The service industry has strong growth potential, with per capita spending accounting for 46.1% of total expenditure in 2024 and contributing 63% to overall consumption growth, said Hong Tao, vice-chairman at the China Consumer Economics Society.
From January to July, service retail sales rose 5.2% y/y, outpacing goods at 4.8%, according to National Bureau of Statistics data. Hong said policymakers will now focus on expanding services supply, along with the Ministry of Commerce (MOFCOM)’s pledge to roll out measures in September expected to include tailored travel products for the elderly, standardised housekeeping, increased healthcare imports and greater openness in telecoms and education.
“There will be a combination of national and local-level subsidies, and every CNY1 subsidy is expected to drive CNY2.1 of spending on services,” he said, warning fraud and high-quality supply shortages may blunt results. Tang downplayed prospects for an additional CNY1 trillion special treasury issuance within the year with part of the funds aimed at subsidising service consumption, saying extraordinary fiscal expansion was unlikely as the economy remained on track to meet its 5% growth target. Unlike goods, service spending is harder to trace, particularly in education and healthcare, he added. (See MNI: China's Fiscal Expansion Needs Decrease As 5% GDP Eyed)
SUPPLY-SIDE FOCUS
Major cities are already rolling out service-sector programmes, with Beijing earmarking CNY20 million to subsidise theatre performances from this month, while Guangdong will issue CNY20 million in tourism coupons covering scenic spots and hotels from Sept 12.

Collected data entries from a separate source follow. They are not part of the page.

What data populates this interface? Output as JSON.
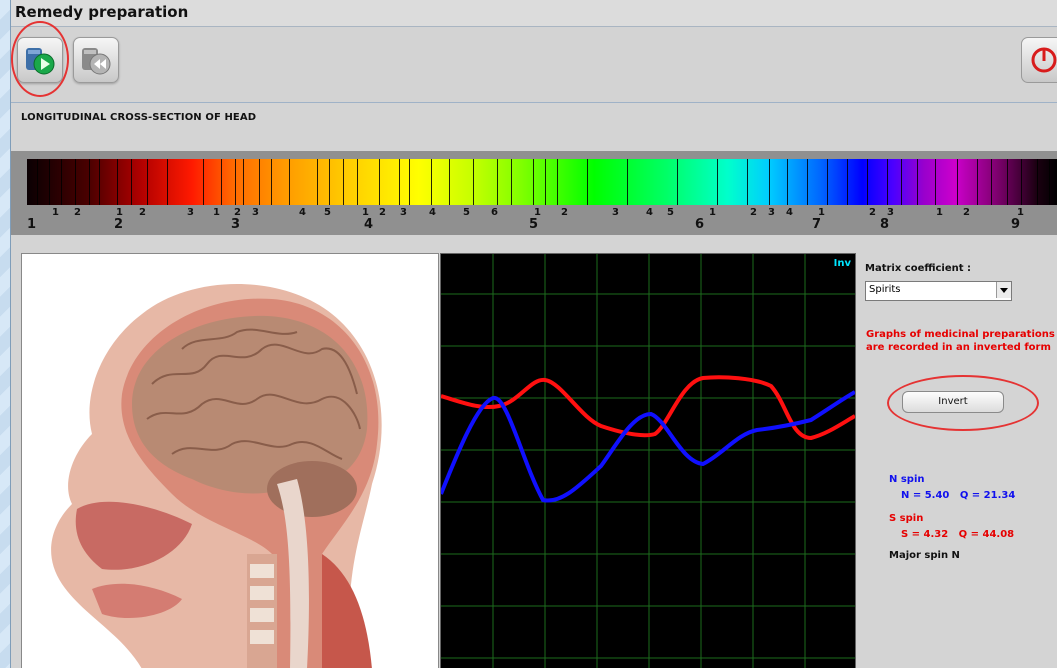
{
  "window": {
    "title": "Remedy preparation"
  },
  "toolbar": {
    "buttons": [
      {
        "icon": "play-disc-icon"
      },
      {
        "icon": "rewind-disc-icon"
      },
      {
        "icon": "power-icon"
      }
    ]
  },
  "section": {
    "label": "LONGITUDINAL CROSS-SECTION OF HEAD"
  },
  "spectrum": {
    "big_labels": [
      "1",
      "2",
      "3",
      "4",
      "5",
      "6",
      "7",
      "8",
      "9"
    ],
    "small_labels": [
      "1",
      "2",
      "1",
      "2",
      "3",
      "1",
      "2",
      "3",
      "4",
      "5",
      "1",
      "2",
      "3",
      "4",
      "5",
      "6",
      "1",
      "2",
      "3",
      "4",
      "5",
      "1",
      "2",
      "3",
      "4",
      "1",
      "2",
      "3",
      "1",
      "2",
      "1"
    ]
  },
  "graph": {
    "corner_label": "Inv",
    "colors": {
      "n_spin": "#1010ff",
      "s_spin": "#ff1010",
      "grid": "#1d6b1d"
    }
  },
  "side": {
    "matrix_label": "Matrix coefficient :",
    "matrix_value": "Spirits",
    "warning_line1": "Graphs of medicinal preparations",
    "warning_line2": "are recorded in an inverted form",
    "invert_label": "Invert",
    "n_spin_title": "N spin",
    "n_spin_values": "N = 5.40   Q = 21.34",
    "s_spin_title": "S spin",
    "s_spin_values": "S = 4.32   Q = 44.08",
    "major_spin": "Major spin N"
  }
}
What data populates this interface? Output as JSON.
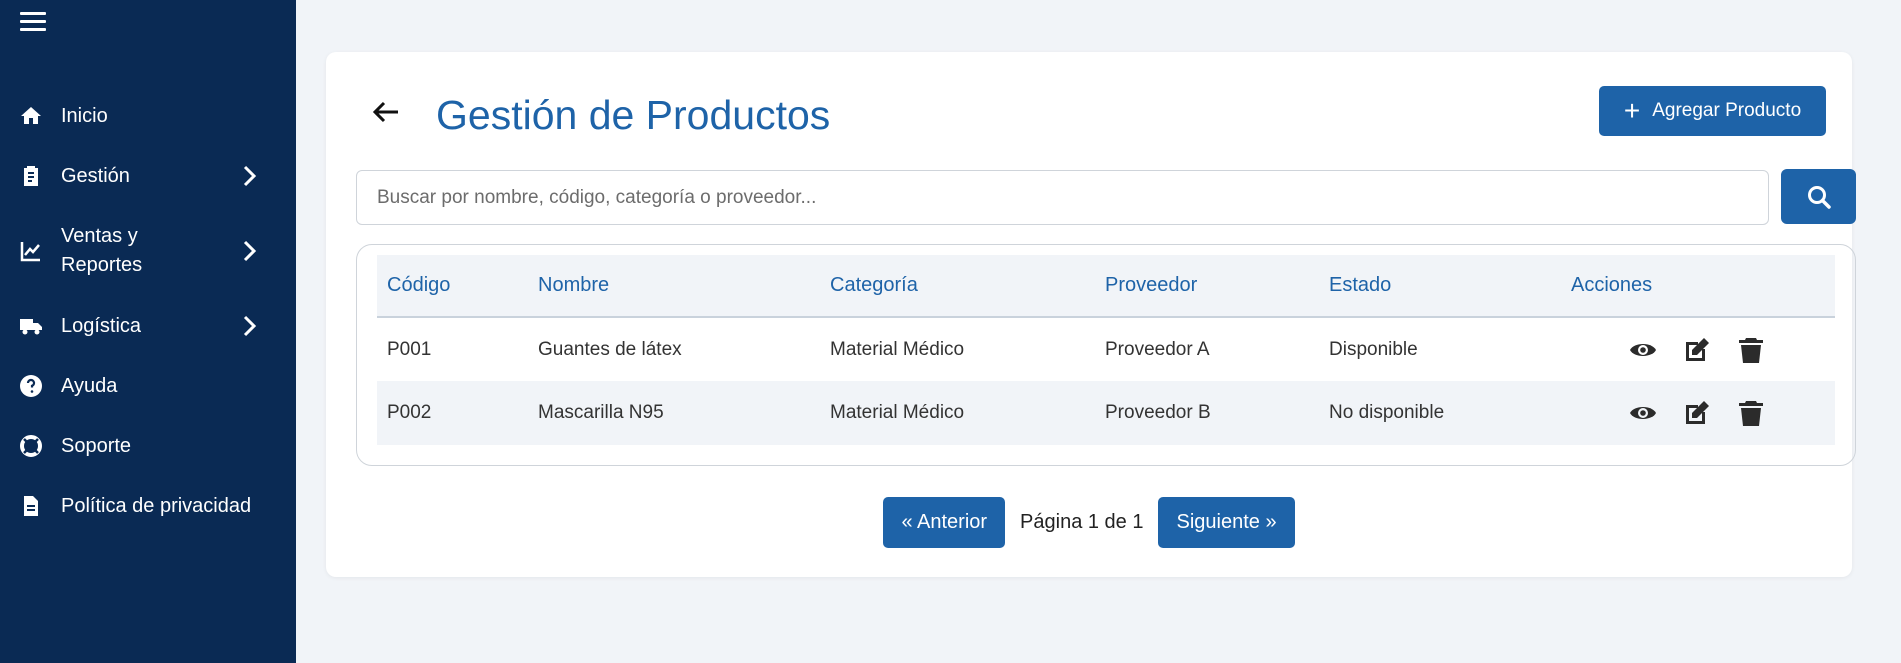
{
  "sidebar": {
    "items": [
      {
        "label": "Inicio",
        "icon": "home-icon"
      },
      {
        "label": "Gestión",
        "icon": "clipboard-icon",
        "has_submenu": true
      },
      {
        "label": "Ventas y Reportes",
        "icon": "chart-line-icon",
        "has_submenu": true
      },
      {
        "label": "Logística",
        "icon": "truck-icon",
        "has_submenu": true
      },
      {
        "label": "Ayuda",
        "icon": "question-circle-icon"
      },
      {
        "label": "Soporte",
        "icon": "life-ring-icon"
      },
      {
        "label": "Política de privacidad",
        "icon": "file-icon"
      }
    ]
  },
  "header": {
    "title": "Gestión de Productos",
    "add_button_label": "Agregar Producto"
  },
  "search": {
    "placeholder": "Buscar por nombre, código, categoría o proveedor...",
    "value": ""
  },
  "table": {
    "columns": [
      "Código",
      "Nombre",
      "Categoría",
      "Proveedor",
      "Estado",
      "Acciones"
    ],
    "rows": [
      {
        "codigo": "P001",
        "nombre": "Guantes de látex",
        "categoria": "Material Médico",
        "proveedor": "Proveedor A",
        "estado": "Disponible"
      },
      {
        "codigo": "P002",
        "nombre": "Mascarilla N95",
        "categoria": "Material Médico",
        "proveedor": "Proveedor B",
        "estado": "No disponible"
      }
    ]
  },
  "pagination": {
    "prev_label": "« Anterior",
    "info": "Página 1 de 1",
    "next_label": "Siguiente »"
  },
  "colors": {
    "sidebar_bg": "#0a2a54",
    "primary": "#1e63a8",
    "page_bg": "#f1f4f8"
  }
}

MOFCOM’s initiative will lean toward the supply side strategy of the central government, which intends to ease restrictions and give local governments more autonomy to expand services, Tang said, pointing to Guizhou’s village football league as an example that is also in line with the State Council’s parallel call to build a CNY7 trillion sports industry by 2030.
Gong Liutang, director at Wuhan University’s Institute for Advanced Study, said local governments should use investment guidance funds to channel private capital into services to boost supply, alongside vouchers and broader health insurance coverage to include dental and physical exams. He estimated CNY300 billion in subsidies would be effective if shared across central, local and corporate budgets, but stressed the longer-term need to stabilise household wealth, and boost wages and investment returns. (See MNI: China Stocks To Test Higher Levels, Drive Confidence)
KEY CITIES
Still, retail sales weakness in Beijing and Shanghai – where catering revenues fell 3.6% and 2.9% y/y in Jan-Jul – underscored fragile consumer confidence amid the property downturn and job market concerns.
The catering declines in particular reflected cautious household spending and reduced position-related consumption by officials and businesspeople under austerity policies, Tang argued.
Hong, also director of Institute of Commercial Economics at Beijing Technology and Business University, attributed it partly to a shortfall in tourists, especially foreign visitors relative to 2019 levels and called for measures to attract them, such as smoother customs clearance, more exchange shops and tax refund facilities.